Local News

Military-style training event moved from Harnett County farm

Viking Tactics, a Fayetteville-based firm, offers instruction to the military, law enforcement and civilians in “gunfighting, no-nonsense threat assessment and elimination skills” according to the company’s website.
Posted 2010-05-13T20:46:14+00:00 - Updated 2010-05-14T22:42:05+00:00
Military-style training event moved from farm

A firearms training event won’t happen as planned on a Fuquay-Varina farm.

A three-day workshop planned for Memorial Day weekend at Drake Landing was canceled after WRAL News began asking questions.

The location, a family farm in Fuquay-Varina, has offered the training before under the umbrella of “agritourism,” a term the state defines as offering traditional rural activities to the public. Drake Landing offers amenities including a shooting range located about three-quarters of a mile from the road.

The owner of Viking Training, Melynda Lamb, said it conducted a day-and-night course at the farm before.

“There are no buffers. There’s no safety barriers or anything,” neighbor Kent Jeffries said.
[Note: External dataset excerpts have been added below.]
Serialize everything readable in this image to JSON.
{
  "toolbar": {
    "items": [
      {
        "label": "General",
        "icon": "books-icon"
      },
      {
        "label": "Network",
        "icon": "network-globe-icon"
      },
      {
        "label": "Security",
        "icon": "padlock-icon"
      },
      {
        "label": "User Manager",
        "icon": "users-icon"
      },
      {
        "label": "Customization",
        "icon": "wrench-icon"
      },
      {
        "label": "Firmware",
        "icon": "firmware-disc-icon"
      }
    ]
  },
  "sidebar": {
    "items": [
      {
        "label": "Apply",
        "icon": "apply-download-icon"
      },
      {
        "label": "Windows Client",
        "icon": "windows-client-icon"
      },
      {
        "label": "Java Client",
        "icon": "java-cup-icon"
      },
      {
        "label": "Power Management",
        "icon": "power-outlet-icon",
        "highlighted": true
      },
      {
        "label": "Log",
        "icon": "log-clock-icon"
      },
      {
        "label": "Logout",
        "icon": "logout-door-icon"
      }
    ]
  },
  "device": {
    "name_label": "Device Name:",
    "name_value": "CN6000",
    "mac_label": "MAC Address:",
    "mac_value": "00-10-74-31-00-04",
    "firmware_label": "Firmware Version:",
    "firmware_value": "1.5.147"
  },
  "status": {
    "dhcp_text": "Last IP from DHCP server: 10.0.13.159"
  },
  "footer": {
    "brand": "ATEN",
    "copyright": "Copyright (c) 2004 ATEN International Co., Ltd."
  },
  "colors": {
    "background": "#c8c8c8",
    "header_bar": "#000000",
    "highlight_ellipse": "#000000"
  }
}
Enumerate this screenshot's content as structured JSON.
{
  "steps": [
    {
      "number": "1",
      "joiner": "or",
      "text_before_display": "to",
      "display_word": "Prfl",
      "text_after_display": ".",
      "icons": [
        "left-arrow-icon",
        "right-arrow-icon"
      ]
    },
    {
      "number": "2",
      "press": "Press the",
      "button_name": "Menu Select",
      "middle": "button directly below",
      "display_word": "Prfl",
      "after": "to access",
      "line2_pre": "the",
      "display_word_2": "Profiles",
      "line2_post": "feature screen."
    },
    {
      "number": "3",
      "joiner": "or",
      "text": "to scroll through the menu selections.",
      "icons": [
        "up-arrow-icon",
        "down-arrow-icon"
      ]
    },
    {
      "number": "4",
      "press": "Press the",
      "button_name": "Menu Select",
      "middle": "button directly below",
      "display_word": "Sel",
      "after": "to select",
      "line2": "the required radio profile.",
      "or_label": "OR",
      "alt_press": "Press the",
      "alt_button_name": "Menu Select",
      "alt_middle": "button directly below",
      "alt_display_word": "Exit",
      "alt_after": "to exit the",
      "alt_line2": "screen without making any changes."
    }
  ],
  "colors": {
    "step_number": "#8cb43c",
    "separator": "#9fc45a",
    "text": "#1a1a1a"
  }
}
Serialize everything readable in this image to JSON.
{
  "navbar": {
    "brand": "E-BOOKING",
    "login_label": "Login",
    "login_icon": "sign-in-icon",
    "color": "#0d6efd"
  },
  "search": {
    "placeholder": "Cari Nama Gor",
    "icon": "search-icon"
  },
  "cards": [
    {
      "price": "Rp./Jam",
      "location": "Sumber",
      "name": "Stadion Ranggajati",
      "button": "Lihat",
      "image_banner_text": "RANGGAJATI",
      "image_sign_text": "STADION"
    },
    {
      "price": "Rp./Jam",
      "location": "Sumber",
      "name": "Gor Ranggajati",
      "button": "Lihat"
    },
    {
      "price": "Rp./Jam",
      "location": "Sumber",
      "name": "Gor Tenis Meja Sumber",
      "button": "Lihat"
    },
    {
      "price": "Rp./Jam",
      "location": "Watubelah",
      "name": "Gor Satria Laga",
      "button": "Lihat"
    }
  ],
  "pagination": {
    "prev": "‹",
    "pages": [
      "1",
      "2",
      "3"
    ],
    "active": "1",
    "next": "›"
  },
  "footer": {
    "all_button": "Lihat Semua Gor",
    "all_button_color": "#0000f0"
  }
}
“When you have 12 to 15 individuals all firing military style weapons at the same time, it’s very unpleasant,” Jeffries said.

Lamb said her company is committed to having a good relationship with neighbors. She said she was not aware of the concerns around Drake Landing until Wednesday and plans never to have a course there again.

Jeffries says he's not out to curb anyone's second amendment rights, saying he owns guns himself. He just thinks the farm should be better regulated.

“I’m not aware of any of the neighbors that have ever been consulted about any of these activities,” he said.

In a letter from the state Agriculture Department last year, the farm's shooting range was considered a traditional rural activity, no different from a sporting clays course, and exempt from county zoning laws.

Viking Tactics training events are open to civilians and cost $600 per person. Participants use semi-automatic weapons.

“We’ll certainly, as a county, be looking into to see where it falls as far as agritourism is concerned,” Harnett County Senior Planner Mark Locklear said.

Brian Long, a spokesman for the state Department of Agriculture, said it’s ultimately up to local government to determine what constitutes agricultural activity: “We have no regulatory authority in a situation like this," he said.

County commissioner Dan Andrews owns the farm and his son manages it. Neither responded to several requests for comment.